All about herons

"Great Blue Heron."

Today I saw a Great Blue Heron flying with a fish in its beak.They’ve come back to Minnesota from their wintering grounds in states like Iowa, California, & places as low as Texas & some as high as Montana, & the west coast of Canada. But they don’t stay in Minnesota during the winter. 

Great Blue Herons hunt by standing as still as a stone near the edge of a body of water. They’re amazingly patient; they’ll stand forever, waiting for a meal.But when a fish or a frog does swim by, mistaking them for a bush, or a log, the heron strikes with its long neck & swallows the fish with its large bill. It’s really hard even to see it, it’s so fast. Great Blue Herons usually swallow their food without chewing, right away, so the one I saw was probably taking its fish back to its nest, which is called a heronry.

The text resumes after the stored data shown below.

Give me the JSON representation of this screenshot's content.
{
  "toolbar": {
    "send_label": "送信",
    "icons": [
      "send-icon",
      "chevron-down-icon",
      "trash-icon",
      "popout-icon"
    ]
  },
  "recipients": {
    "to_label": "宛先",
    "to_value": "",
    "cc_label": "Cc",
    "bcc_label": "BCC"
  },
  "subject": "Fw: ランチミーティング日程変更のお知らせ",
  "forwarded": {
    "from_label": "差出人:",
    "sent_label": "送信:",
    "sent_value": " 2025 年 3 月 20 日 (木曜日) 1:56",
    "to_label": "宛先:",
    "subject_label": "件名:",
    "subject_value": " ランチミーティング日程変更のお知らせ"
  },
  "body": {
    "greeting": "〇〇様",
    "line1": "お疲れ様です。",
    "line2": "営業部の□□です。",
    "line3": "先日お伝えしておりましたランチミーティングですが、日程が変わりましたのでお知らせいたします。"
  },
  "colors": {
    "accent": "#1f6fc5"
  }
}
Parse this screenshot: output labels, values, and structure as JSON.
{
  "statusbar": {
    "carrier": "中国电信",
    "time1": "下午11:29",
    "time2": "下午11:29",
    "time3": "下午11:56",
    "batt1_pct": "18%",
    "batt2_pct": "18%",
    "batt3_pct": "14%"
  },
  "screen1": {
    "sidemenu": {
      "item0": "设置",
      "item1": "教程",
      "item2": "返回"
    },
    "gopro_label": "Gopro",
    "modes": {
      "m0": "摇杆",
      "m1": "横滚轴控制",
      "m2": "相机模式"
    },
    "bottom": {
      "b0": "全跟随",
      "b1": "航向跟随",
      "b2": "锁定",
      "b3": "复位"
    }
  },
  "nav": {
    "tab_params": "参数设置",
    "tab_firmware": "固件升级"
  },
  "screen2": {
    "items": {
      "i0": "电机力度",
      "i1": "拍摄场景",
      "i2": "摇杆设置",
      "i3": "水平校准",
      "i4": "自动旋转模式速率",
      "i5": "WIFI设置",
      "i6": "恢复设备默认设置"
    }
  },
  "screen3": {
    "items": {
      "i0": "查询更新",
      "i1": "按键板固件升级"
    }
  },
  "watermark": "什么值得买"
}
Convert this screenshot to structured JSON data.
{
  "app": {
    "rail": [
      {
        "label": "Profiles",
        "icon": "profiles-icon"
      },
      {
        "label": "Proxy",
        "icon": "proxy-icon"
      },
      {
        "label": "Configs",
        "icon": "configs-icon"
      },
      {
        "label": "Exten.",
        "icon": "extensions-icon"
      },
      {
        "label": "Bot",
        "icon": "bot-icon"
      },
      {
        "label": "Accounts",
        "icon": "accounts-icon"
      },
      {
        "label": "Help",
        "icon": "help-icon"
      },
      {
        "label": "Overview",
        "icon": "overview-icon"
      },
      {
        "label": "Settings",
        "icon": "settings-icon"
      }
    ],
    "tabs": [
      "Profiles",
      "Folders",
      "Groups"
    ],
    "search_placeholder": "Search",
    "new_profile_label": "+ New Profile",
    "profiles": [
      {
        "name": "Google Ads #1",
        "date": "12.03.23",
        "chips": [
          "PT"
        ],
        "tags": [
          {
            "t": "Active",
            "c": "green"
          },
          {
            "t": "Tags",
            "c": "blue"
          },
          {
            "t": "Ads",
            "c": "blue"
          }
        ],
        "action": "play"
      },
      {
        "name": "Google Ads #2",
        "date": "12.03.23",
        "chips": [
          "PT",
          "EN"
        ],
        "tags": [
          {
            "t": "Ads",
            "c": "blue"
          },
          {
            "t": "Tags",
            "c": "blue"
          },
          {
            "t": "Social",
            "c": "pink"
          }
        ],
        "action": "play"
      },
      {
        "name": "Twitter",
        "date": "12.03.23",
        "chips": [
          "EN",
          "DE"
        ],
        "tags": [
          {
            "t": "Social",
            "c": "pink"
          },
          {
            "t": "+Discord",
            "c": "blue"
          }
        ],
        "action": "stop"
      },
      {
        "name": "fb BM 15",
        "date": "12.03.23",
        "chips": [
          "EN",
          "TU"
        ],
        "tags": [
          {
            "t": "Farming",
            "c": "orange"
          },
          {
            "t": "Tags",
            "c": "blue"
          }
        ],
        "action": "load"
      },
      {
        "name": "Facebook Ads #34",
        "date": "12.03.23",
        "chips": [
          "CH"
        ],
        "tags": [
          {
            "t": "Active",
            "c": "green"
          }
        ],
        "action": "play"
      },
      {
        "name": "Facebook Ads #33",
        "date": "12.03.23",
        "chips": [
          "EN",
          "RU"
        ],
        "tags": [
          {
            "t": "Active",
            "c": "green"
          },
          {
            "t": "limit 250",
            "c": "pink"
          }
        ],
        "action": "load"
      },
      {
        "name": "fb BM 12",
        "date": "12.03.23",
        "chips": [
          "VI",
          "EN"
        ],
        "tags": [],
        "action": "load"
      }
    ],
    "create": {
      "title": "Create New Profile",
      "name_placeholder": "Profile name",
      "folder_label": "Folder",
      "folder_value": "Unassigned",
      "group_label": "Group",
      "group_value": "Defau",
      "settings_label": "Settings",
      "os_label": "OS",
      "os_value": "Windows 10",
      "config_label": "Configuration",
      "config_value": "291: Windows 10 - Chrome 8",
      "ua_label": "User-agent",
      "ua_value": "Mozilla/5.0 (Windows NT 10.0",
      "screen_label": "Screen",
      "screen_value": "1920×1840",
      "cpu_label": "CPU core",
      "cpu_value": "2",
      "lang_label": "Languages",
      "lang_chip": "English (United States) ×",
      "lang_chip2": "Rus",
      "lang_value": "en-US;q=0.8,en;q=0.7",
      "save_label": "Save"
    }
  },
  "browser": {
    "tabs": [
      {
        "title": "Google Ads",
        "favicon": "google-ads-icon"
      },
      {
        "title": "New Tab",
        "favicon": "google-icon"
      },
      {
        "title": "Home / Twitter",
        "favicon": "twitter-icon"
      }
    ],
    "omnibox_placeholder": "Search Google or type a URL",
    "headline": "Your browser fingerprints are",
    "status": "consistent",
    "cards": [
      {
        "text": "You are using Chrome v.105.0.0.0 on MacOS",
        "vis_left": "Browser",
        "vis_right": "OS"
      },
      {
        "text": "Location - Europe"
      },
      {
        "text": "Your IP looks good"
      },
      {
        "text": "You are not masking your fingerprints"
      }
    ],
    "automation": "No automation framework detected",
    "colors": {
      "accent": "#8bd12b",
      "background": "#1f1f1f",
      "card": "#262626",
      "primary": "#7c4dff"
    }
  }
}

The Great Blue Heron is large, a couple of feet tall, with gray-blue feathers, a white face, & black on its shoulders, belly, & crown. It has very broad wings, which beat slowly as  it flies. When it flies, it folds its neck, so it looks very short, and its legs stick out behind it.

The Great Blues Herons are mating & nesting now. Mature herons only have long feathers & a yellow bill during mating season, to help them attract mates. They often build their heronries miles away from water & places to hunt. Both the male & female incubate the eggs. There are usually about 3-7 of them, & they are light greenish-blue. The size of the eggs increases the farther north you go. Both parents take care of the young until they leave the nest, about 5-30 days after they begin flying at 56-60 days.